The newspaper will consolidate its offices on the building’s fourth floor while Shamin’s new offices will be on the third. The move is expected to be finished later this year.

At 40,000 square feet, the new office will be a substantial increase from Shamin’s current 17,000-square-foot office. Shamin CEO Neil Amin has looking for a larger office space to accommodate the company’s growth.

“The key to our search was finding centralized space that provides areas for teamwork, collaboration and wellness. We feel that the RTD building provides all of that and more,” Amin said. “The downtown location is accessible to all of our associates who live across the region from New Kent to Midlothian and from Hopewell to Short Pump, as well as those that travel from the D.C. and Hampton Roads areas.”

Shamin operates 59 hotels in six states with 36 of them in the Richmond area, such as the Renaissance Portsmouth Norfolk Waterfront hotel in Portsmouth. It was founded by Amin’s father P.C. Amin with his partner and brother-in-law, B.N. Shah, in 1979. The company was featured as the cover story for Asian Hospitality’s February 2019 issue.
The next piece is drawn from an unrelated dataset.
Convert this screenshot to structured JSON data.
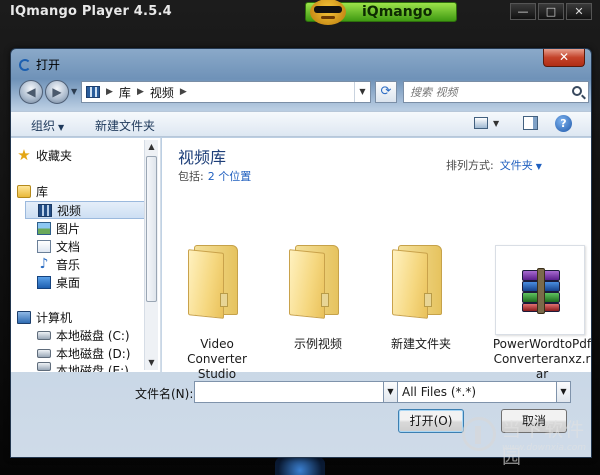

Built in 1923 to house the Times-Dispatch and the former Richmond News Leader, the 172,110-square-foot building, which has an attached parking deck, has been expanded three times during its existence. The paper’s former President and Publisher Thomas Silvestri had been trying to sell the building for two years as the number of employees at the publication has shrunk.

“We have found the right partner to allow us to stay true to our downtown roots while upgrading our offices into a first-class operation,” Silvestri said. “We welcome Shamin to our longtime home and look forward to helping [Shamin Hotel’s] Neil Amin keep the building a vibrant center of activity in an important part of Richmond’s downtown.”